La Resistencia de 22K, en este circuito, no tiene mucho sentido ya que te falsearía la medida. En su lugar pon un Choke de entre 22µH y 100µH.
Dependiendo de como hagas el montaje, puedes suprimir el Choque y la Resistencia y en su lugar poner un puente.

Para medir la potencia, puedes utilizar un Voltímetro DC, la potencia medida será (VxV)/100

Sal U2


----------



## analogico (Dic 6, 2012)

miguelus dijo:


> Buenos días analogico
> 
> Como Díodo tienes que emplear uno de Germanio.
> Los OA89, OA90, AA114, AA115, AA16, 1N60... No son difíciles de encontrar y te servirán perfectamente.
> Sal U2



buenas no queria responder antes sin tener nada concreto e estado buscando el diodo
y encontre un sintonizador uhf  UAM1-714A  del cual solo e encontrado referencias de que aun lo venden
 tiene en su interior 2 diodos  uno naranjo parce ser un zener y otro  que parece ser de germanio se parece a este 
	

	
	
		
		

		
		
	


	




 es  transparente y solo tiene una franja negra
supongo que es pero no tengo mas datos sobre el diodo si  pudieran aportar algo de informacion

para medir usare lo que queda de un tester de analogo no tienen placa solo  la aguja funciona


saludos


----------



## analogico (Dic 13, 2012)

avances



como ahora el unico trasmisor que tengo a mano son unos moduladores rf
y un vcr
que no creo que sean muy potentes
cambie la resitencia a 75
y medi 0mv

el aparato lo arme usando un vumetro analogo y luego un tester digital

por lo tanto no funciona o estos aparatos seran muy poco potentes no se


----------



## homebrew (Dic 14, 2012)

para ese tipo de medicion te recomiendo el diodo BAR10 es muy bueno bonito y barato las tre B , cuidados con los tuner viejos algunos usan diodos especiales para multiplicar frecuencia, mezcladores o simplemente como conmutadores LC segun el rango de frecuencias a trabajar.
Al circuito de pablin lo veo muy simple mejor seria buscar algo mas elavorado con un amplificador CC despues del diodo detector.


----------



## DJ_Glenn (Dic 15, 2012)

amigos, me quiero hacer un wattimetro caserito... ya me hice una carguita algo generosa (para los usos más normales), y la sumergí en aceite a fin de aumentar al menos un poco la disipación. La idea es trabajar comodamente con potencias del orden de los 300w en 100mhz. Como wattimetro podré usar el circuito de la web de pablin? o el diodito no soportará esa tensión? qué técnica es conveniente usar para conseguir además una atenuación suficiente como para conectar otros instrumentos?
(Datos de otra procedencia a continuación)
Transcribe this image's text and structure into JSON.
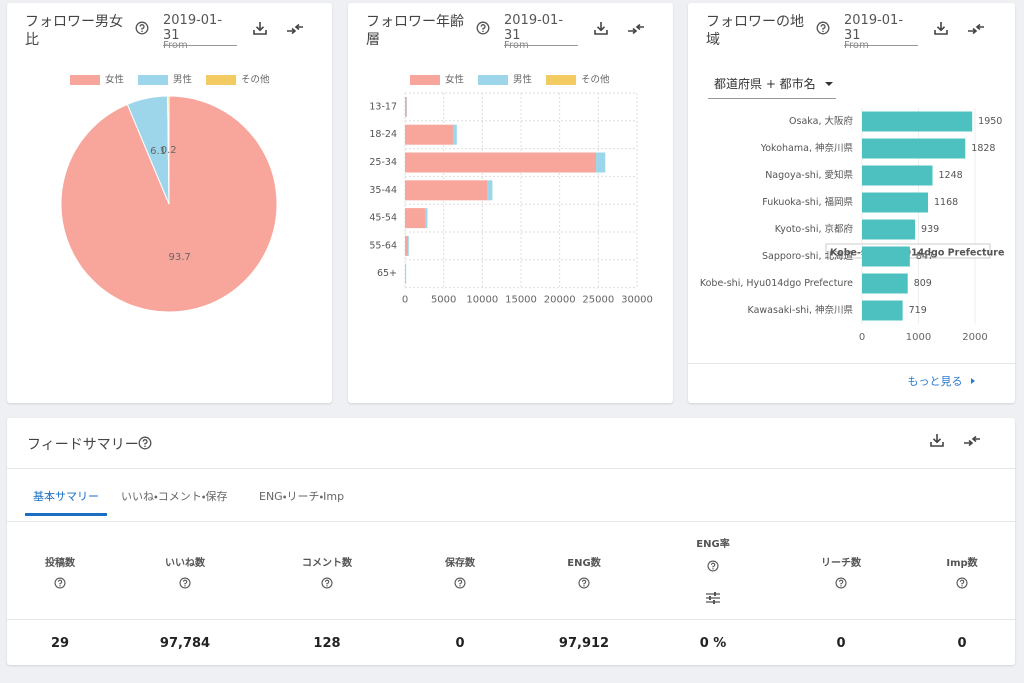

Vi en MercadoLibre una carguita hecha con una única resistencia de 50r/250w con un atenuador hecho con un "divisor capacitivo" o al menos así le llama el que publicó ese artículo... y al ver bien las fotos es simplemente un arito de alambre muy cerca de la resistencia. Al final, espero poder verificar este wattimetro conectandolo en serie con un bird o alguno de similar confianza para poder graficar una escala. Qué dicen ustedes?


----------



## homebrew (Dic 15, 2012)

Hola DJ_Gleen la resistencia es la carga en si y el arito cerca de la resistencia es simplemente la pesca de rf o test poin que por lo general se ajusta para estar unos 30 db por debajo de la fundamental.
Es para conectar un frecuencimetro,monitor de modulacion o analizador de espectros


----------



## DJ_Glenn (Dic 15, 2012)

la forma de ajustar ese arito es ponerlo bien lejos e ir acercandolo verdad? esto habría que hacerlo con un osciloscopio o un analizador de espectro no? o un miliwattimetro? Hace como un año me trajeron para revisar un tx de fm de 300w marca RVR de comienzos de los ´90s que tenía a la salida un conector bnc con la salida atenuada. Como el problema no estaba en el lineal no lo toqué para nada... me limité a revisar la parte que correspondía y nada más...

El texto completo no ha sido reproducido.